Kısaca Huzûr-ı Pîr de denilen Dâhil-i Uşşak, 7×26 m ebatlarında, batıdan doğuya doğru uzanan dikdörtgen şeklinde bir salondur.

Salonun batısında Tilâvet Odası, kuzeyinde sırası ile Mescid girişinde yer alan Çerağ Kapısı, ikili ve dörtlü Horasan Erleri ile Semahane girişi yer alır. Salonun doğusu ve güneyi, Kıbâbü’l Aktâb (Kutupların Kubbeleri) denilen, Mevlânâ’nın, soyundan gelenlerin ve Mevlevi büyüklerinin mezarlarının bulunduğu bölümle çevrelenir.

Salonun güneyinde ve kuzeyinde, üçer adet sütun bulunmaktadır. Sütunlardan kuzeyde olanlar Semahane ve Mescid ile, güneyde olanları ise Kıbâbü’l-Aktâb ile ortak sütunlardır. Kuzeyde bulunan üç sütundan ikisi aynı zamanda Post Kubbesi’nin sütunları olduğu için, Beylikler Devrinde yapılmıştır, güneyde yer alan üç sütundan ikisi ise aynı zamanda Kubbe-i Hadrâ’nın sütunları olduğu için, 1274 yılında yapılmıştır diye tarihleyebiliyoruz.

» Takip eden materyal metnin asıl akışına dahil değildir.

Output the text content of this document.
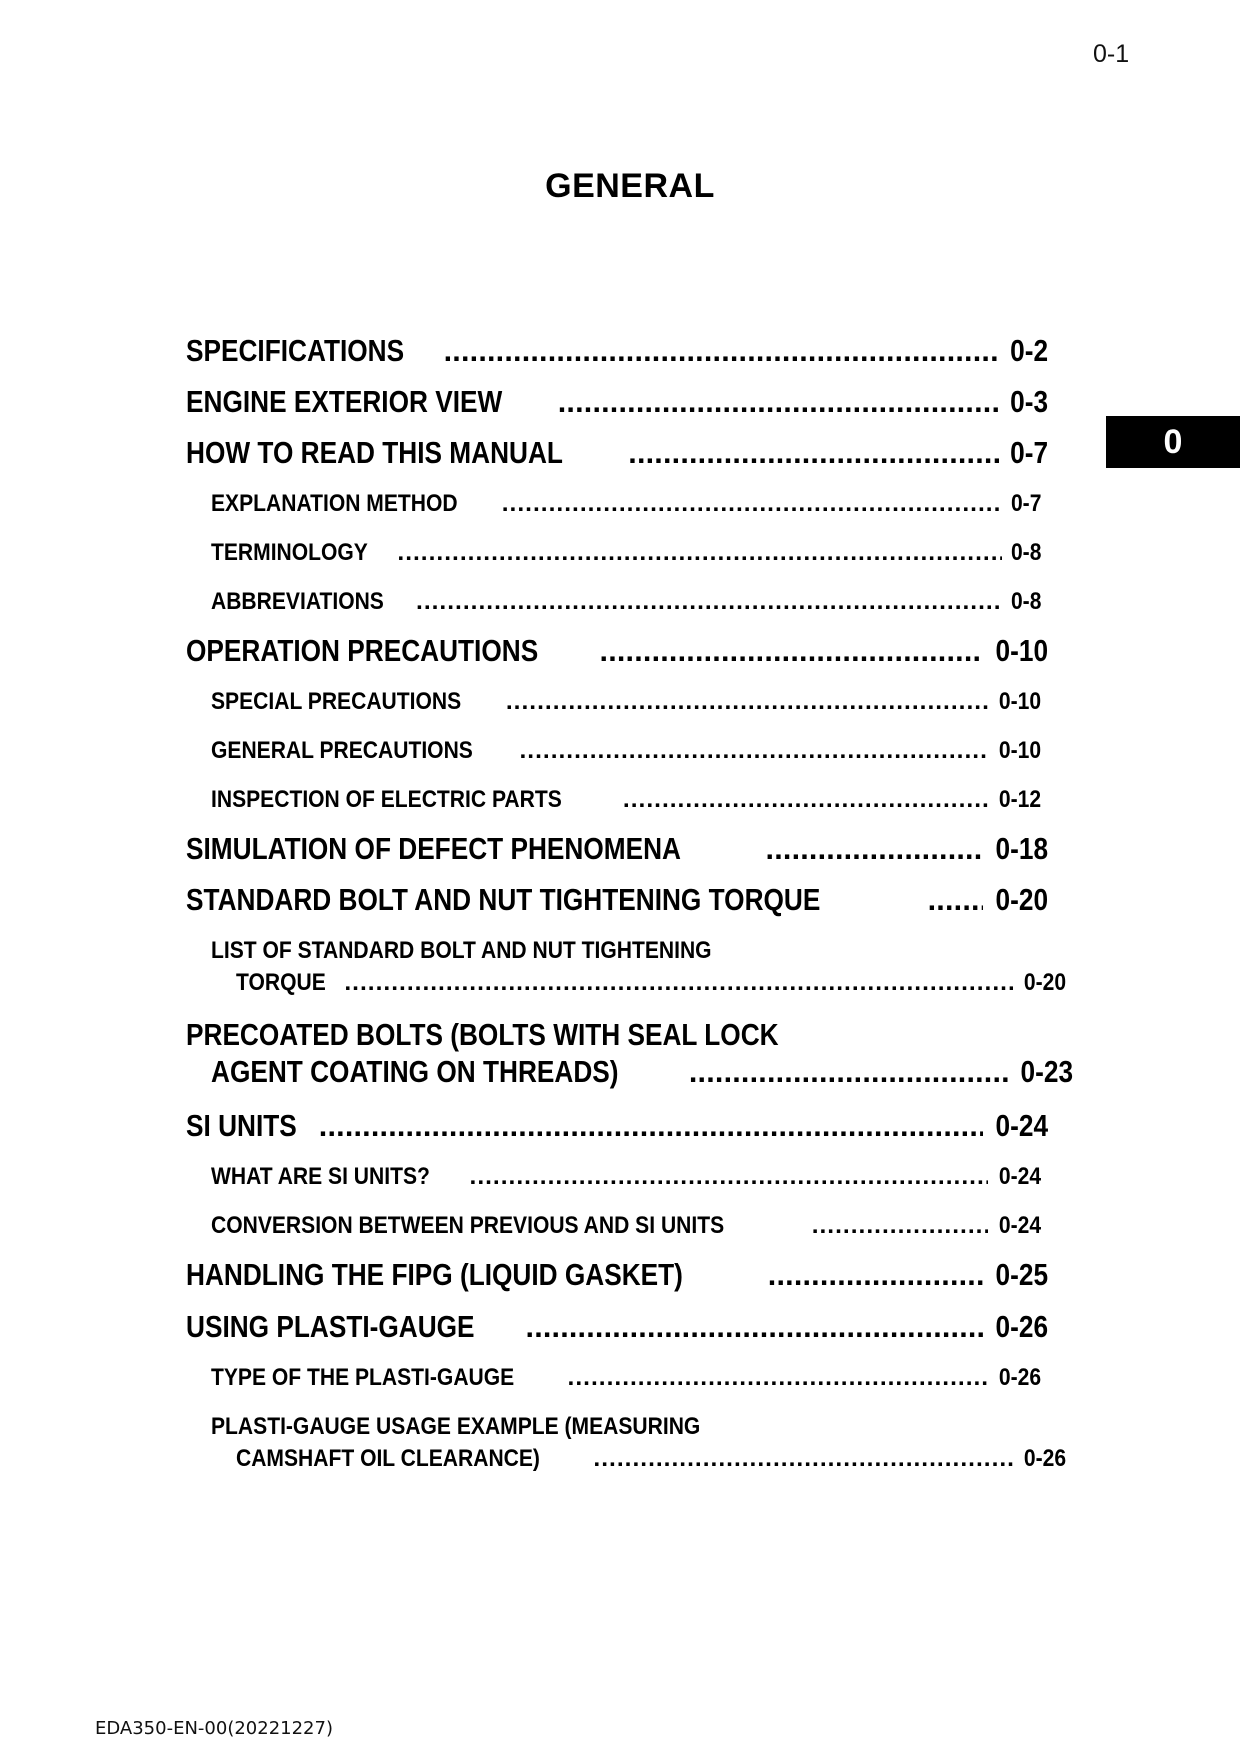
0-1
GENERAL
0
SPECIFICATIONS .....	0-2
ENGINE EXTERIOR VIEW .....	0-3
HOW TO READ THIS MANUAL .....	0-7
EXPLANATION METHOD .....	0-7
TERMINOLOGY .....	0-8
ABBREVIATIONS .....	0-8
OPERATION PRECAUTIONS .....	0-10
SPECIAL PRECAUTIONS .....	0-10
GENERAL PRECAUTIONS .....	0-10
INSPECTION OF ELECTRIC PARTS .....	0-12
SIMULATION OF DEFECT PHENOMENA .....	0-18
STANDARD BOLT AND NUT TIGHTENING TORQUE .....	0-20
LIST OF STANDARD BOLT AND NUT TIGHTENING
TORQUE .....	0-20
PRECOATED BOLTS (BOLTS WITH SEAL LOCK
AGENT COATING ON THREADS) .....	0-23
SI UNITS .....	0-24
WHAT ARE SI UNITS? .....	0-24
CONVERSION BETWEEN PREVIOUS AND SI UNITS .....	0-24
HANDLING THE FIPG (LIQUID GASKET) .....	0-25
USING PLASTI-GAUGE .....	0-26
TYPE OF THE PLASTI-GAUGE .....	0-26
PLASTI-GAUGE USAGE EXAMPLE (MEASURING
CAMSHAFT OIL CLEARANCE) .....	0-26
EDA350-EN-00(20221227)
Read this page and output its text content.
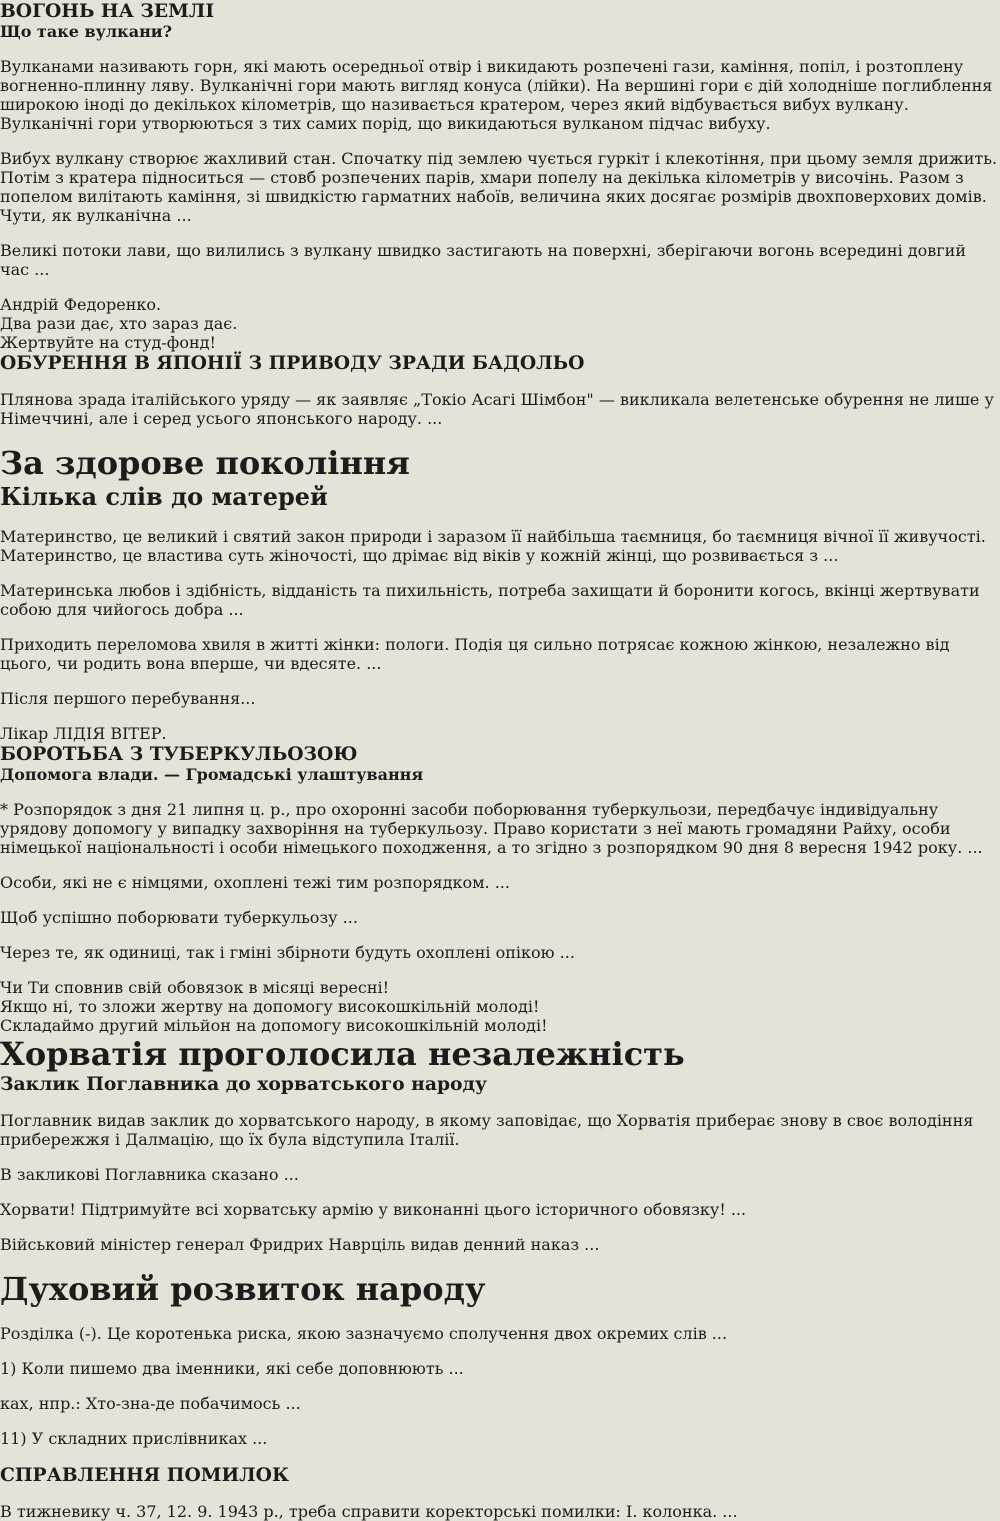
ВОГОНЬ НА ЗЕМЛІ
Що таке вулкани?

Вулканами називають горн, які мають осередньої отвір і викидають розпечені гази, каміння, попіл, і розтоплену вогненно-плинну ляву. Вулканічні гори мають вигляд конуса (лійки). На вершині гори є дій холодніше поглиблення широкою іноді до декількох кілометрів, що називається кратером, через який відбувається вибух вулкану. Вулканічні гори утворюються з тих самих порід, що викидаються вулканом підчас вибуху.

Вибух вулкану створює жахливий стан. Спочатку під землею чується гуркіт і клекотіння, при цьому земля дрижить. Потім з кратера підноситься — стовб розпечених парів, хмари попелу на декілька кілометрів у височінь. Разом з попелом вилітають каміння, зі швидкістю гарматних набоїв, величина яких досягає розмірів двохповерхових домів. Чути, як вулканічна ...

Великі потоки лави, що вилились з вулкану швидко застигають на поверхні, зберігаючи вогонь всередині довгий час ...

Андрій Федоренко.
Два рази дає, хто зараз дає.
Жертвуйте на студ-фонд!
ОБУРЕННЯ В ЯПОНІЇ З ПРИВОДУ ЗРАДИ БАДОЛЬО

Плянова зрада італійського уряду — як заявляє „Токіо Асагі Шімбон" — викликала велетенське обурення не лише у Німеччині, але і серед усього японського народу. ...

За здорове покоління
Кілька слів до матерей

Материнство, це великий і святий закон природи і заразом її найбільша таємниця, бо таємниця вічної її живучості. Материнство, це властива суть жіночості, що дрімає від віків у кожній жінці, що розвивається з ...

Материнська любов і здібність, відданість та пихильність, потреба захищати й боронити когось, вкінці жертвувати собою для чийогось добра ...

Приходить переломова хвиля в житті жінки: пологи. Подія ця сильно потрясає кожною жінкою, незалежно від цього, чи родить вона вперше, чи вдесяте. ...

Після першого перебування...

Лікар ЛІДІЯ ВІТЕР.
БОРОТЬБА З ТУБЕРКУЛЬОЗОЮ
Допомога влади. — Громадські улаштування

* Розпорядок з дня 21 липня ц. р., про охоронні засоби поборювання туберкульози, передбачує індивідуальну урядову допомогу у випадку захворіння на туберкульозу. Право користати з неї мають громадяни Райху, особи німецької національності і особи німецького походження, а то згідно з розпорядком 90 дня 8 вересня 1942 року. ...

Особи, які не є німцями, охоплені тежі тим розпорядком. ...

Щоб успішно поборювати туберкульозу ...

Через те, як одиниці, так і гміні збірноти будуть охоплені опікою ...

Чи Ти сповнив свій обовязок в місяці вересні!
Якщо ні, то зложи жертву на допомогу високошкільній молоді!
Складаймо другий мільйон на допомогу високошкільній молоді!
Хорватія проголосила незалежність
Заклик Поглавника до хорватського народу

Поглавник видав заклик до хорватського народу, в якому заповідає, що Хорватія приберає знову в своє володіння прибережжя і Далмацію, що їх була відступила Італії.

В закликові Поглавника сказано ...

Хорвати! Підтримуйте всі хорватську армію у виконанні цього історичного обовязку! ...

Військовий міністер генерал Фридрих Наврціль видав денний наказ ...

Духовий розвиток народу

Розділка (-). Це коротенька риска, якою зазначуємо сполучення двох окремих слів ...

1) Коли пишемо два іменники, які себе доповнюють ...

ках, нпр.: Хто-зна-де побачимось ...

11) У складних прислівниках ...

СПРАВЛЕННЯ ПОМИЛОК

В тижневику ч. 37, 12. 9. 1943 р., треба справити коректорські помилки: I. колонка. ...
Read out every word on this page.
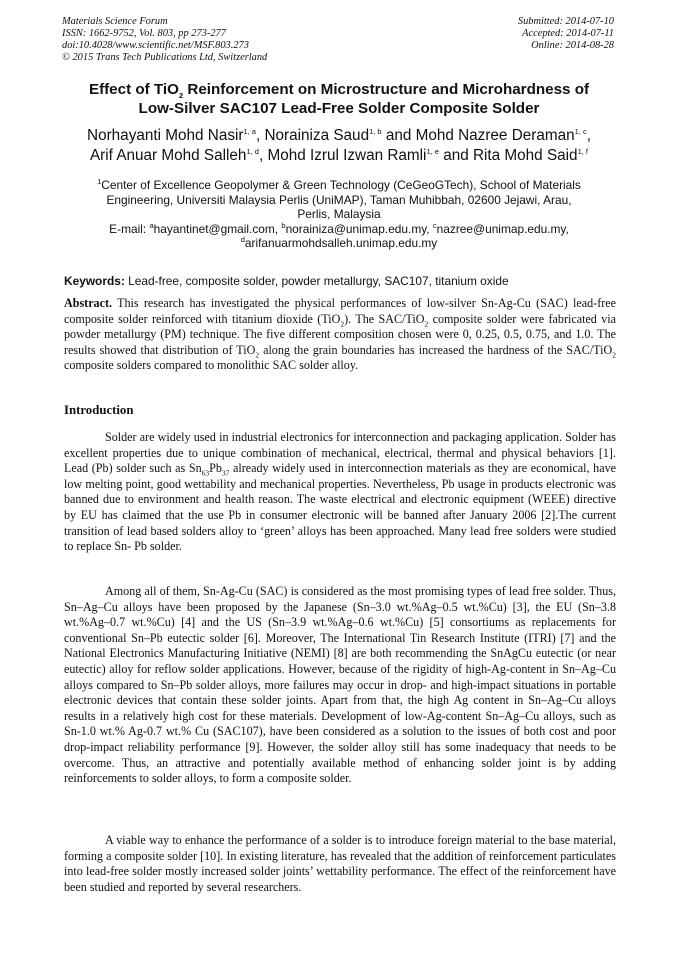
Materials Science Forum
ISSN: 1662-9752, Vol. 803, pp 273-277
doi:10.4028/www.scientific.net/MSF.803.273
© 2015 Trans Tech Publications Ltd, Switzerland
Submitted: 2014-07-10
Accepted: 2014-07-11
Online: 2014-08-28
Effect of TiO$_2$ Reinforcement on Microstructure and Microhardness of
Low-Silver SAC107 Lead-Free Solder Composite Solder
Norhayanti Mohd Nasir$^{1, a}$, Norainiza Saud$^{1, b}$ and Mohd Nazree Deraman$^{1, c}$,
Arif Anuar Mohd Salleh$^{1, d}$, Mohd Izrul Izwan Ramli$^{1, e}$ and Rita Mohd Said$^{1, f}$
$^1$Center of Excellence Geopolymer & Green Technology (CeGeoGTech), School of Materials
Engineering, Universiti Malaysia Perlis (UniMAP), Taman Muhibbah, 02600 Jejawi, Arau,
Perlis, Malaysia
E-mail: $^a$hayantinet@gmail.com, $^b$norainiza@unimap.edu.my, $^c$nazree@unimap.edu.my,
$^d$arifanuarmohdsalleh.unimap.edu.my
Keywords: Lead-free, composite solder, powder metallurgy, SAC107, titanium oxide
Abstract. This research has investigated the physical performances of low-silver Sn-Ag-Cu (SAC) lead-free composite solder reinforced with titanium dioxide (TiO$_2$). The SAC/TiO$_2$ composite solder were fabricated via powder metallurgy (PM) technique. The five different composition chosen were 0, 0.25, 0.5, 0.75, and 1.0. The results showed that distribution of TiO$_2$ along the grain boundaries has increased the hardness of the SAC/TiO$_2$ composite solders compared to monolithic SAC solder alloy.
Introduction
Solder are widely used in industrial electronics for interconnection and packaging application. Solder has excellent properties due to unique combination of mechanical, electrical, thermal and physical behaviors [1]. Lead (Pb) solder such as $Sn_{63}Pb_{37}$ already widely used in interconnection materials as they are economical, have low melting point, good wettability and mechanical properties. Nevertheless, Pb usage in products electronic was banned due to environment and health reason. The waste electrical and electronic equipment (WEEE) directive by EU has claimed that the use Pb in consumer electronic will be banned after January 2006 [2].The current transition of lead based solders alloy to ‘green’ alloys has been approached. Many lead free solders were studied to replace Sn- Pb solder.
Among all of them, Sn-Ag-Cu (SAC) is considered as the most promising types of lead free solder. Thus, Sn–Ag–Cu alloys have been proposed by the Japanese (Sn–3.0 wt.%Ag–0.5 wt.%Cu) [3], the EU (Sn–3.8 wt.%Ag–0.7 wt.%Cu) [4] and the US (Sn–3.9 wt.%Ag–0.6 wt.%Cu) [5] consortiums as replacements for conventional Sn–Pb eutectic solder [6]. Moreover, The International Tin Research Institute (ITRI) [7] and the National Electronics Manufacturing Initiative (NEMI) [8] are both recommending the SnAgCu eutectic (or near eutectic) alloy for reflow solder applications. However, because of the rigidity of high-Ag-content in Sn–Ag–Cu alloys compared to Sn–Pb solder alloys, more failures may occur in drop- and high-impact situations in portable electronic devices that contain these solder joints. Apart from that, the high Ag content in Sn–Ag–Cu alloys results in a relatively high cost for these materials. Development of low-Ag-content Sn–Ag–Cu alloys, such as Sn-1.0 wt.% Ag-0.7 wt.% Cu (SAC107), have been considered as a solution to the issues of both cost and poor drop-impact reliability performance [9]. However, the solder alloy still has some inadequacy that needs to be overcome. Thus, an attractive and potentially available method of enhancing solder joint is by adding reinforcements to solder alloys, to form a composite solder.
A viable way to enhance the performance of a solder is to introduce foreign material to the base material, forming a composite solder [10]. In existing literature, has revealed that the addition of reinforcement particulates into lead-free solder mostly increased solder joints’ wettability performance. The effect of the reinforcement have been studied and reported by several researchers.
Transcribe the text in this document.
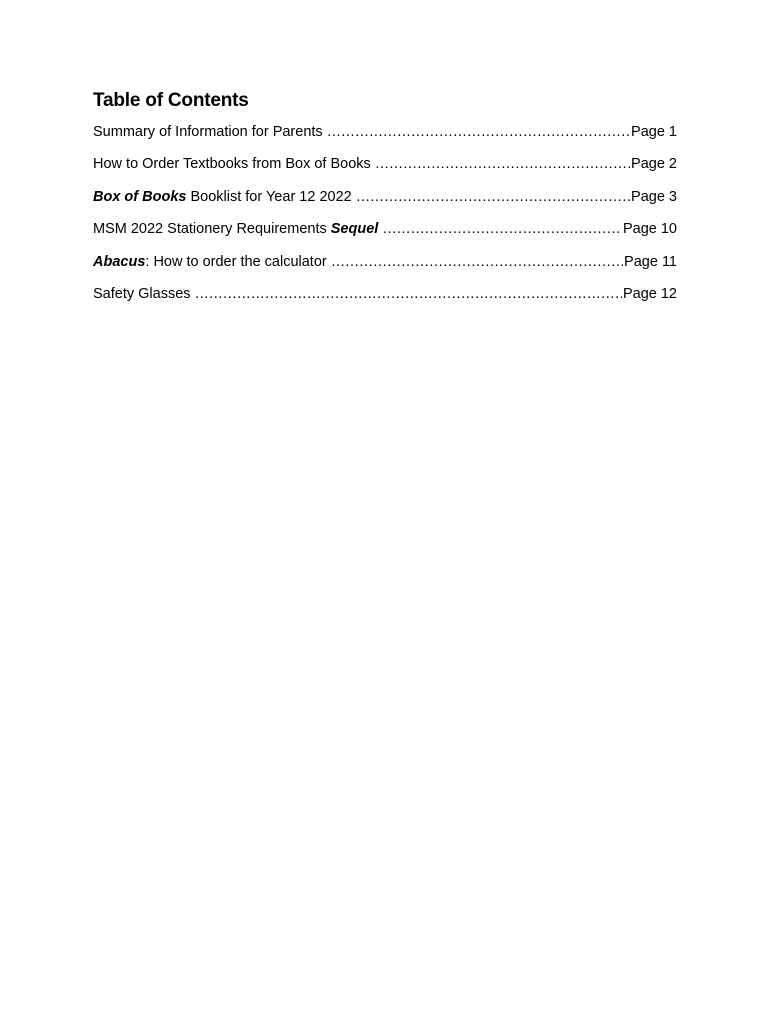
Table of Contents
Summary of Information for Parents ………………………………………………………………………………………………………………………………………………………………………………………………	Page 1
How to Order Textbooks from Box of Books ………………………………………………………………………………………………………………………………………………………………………………………………	Page 2
Box of Books Booklist for Year 12 2022 ………………………………………………………………………………………………………………………………………………………………………………………………	Page 3
MSM 2022 Stationery Requirements Sequel ………………………………………………………………………………………………………………………………………………………………………………………………	Page 10
Abacus: How to order the calculator ………………………………………………………………………………………………………………………………………………………………………………………………	Page 11
Safety Glasses ………………………………………………………………………………………………………………………………………………………………………………………………	Page 12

Dâhil-i Uşşak ile Semahane ve Mescid arasında üç adet ortak sütuna, Semahane ve Mescid XV7. yüzyılda yapılırken, birazda statik kaygılarla kesme taştan takviyeler yapılmıştır Semahane ve Mescid ile Dâhil-i Uşşak arasında bulunan kemerlerin, ortak değil ayrı ayrı oluşuna dayanarak, “Dâhil-i Uşşak bölümündeki iki küçük kubbe ile, Kibâbü’l Aktâb bölümünde bulunan dört küçük kubbenin XVI. yy’dan önce yapılmış olduklarını, ancak Semahane ve Mescidin XVI. yy’da yeniden yapımı sırasında büyük ölçüde elden geçirildiğini ve tadilata uğratıldığını”söyleyebiliriz.

Dâhil-i Uşşâk’da bulunan 6 sütun üzerinde üç adet küçük kubbe yer alır. Kubbelerden sütunlara iniş, sivri kemerlerle olmaktadır Sivri kemerler birbirlerine kalın ahşap gergiler ile bağlanmıştır Burada bulunan üç küçük kubbeden ikisinin üzerinde bulunan 8 adet dairevi madalyonun içine, Celî Hatla, Osman, Ali, Hasan ve Hüseyin, ikinci kubbeye ise Allah, Muhammed, Ebubekr ve Ömer yazılmıştır.

Üçüncü küçük kubbe Beylikler Döneminde yaptımıştır. Ortasında ayrıca Aydınlık Feneri de bulunan kubbe, mukarnaslı ve tonozludur. Bu kubbeye “Post Kubbesi” de denilmektedir. 1982-87 yılları arasında yapılan onarım ve restorasyon araştırmaları sırasında, kubbe sıva ve badanalarının ve XX. yy’ın başlarında yapıldığını tahmin ettiğimiz rokoko süs ve motiflerin altından lale ve çeşitli stilize bitki motifleri çıkmıştır Çıkan bu motifler XVI. yy’a tarihlenmiştir.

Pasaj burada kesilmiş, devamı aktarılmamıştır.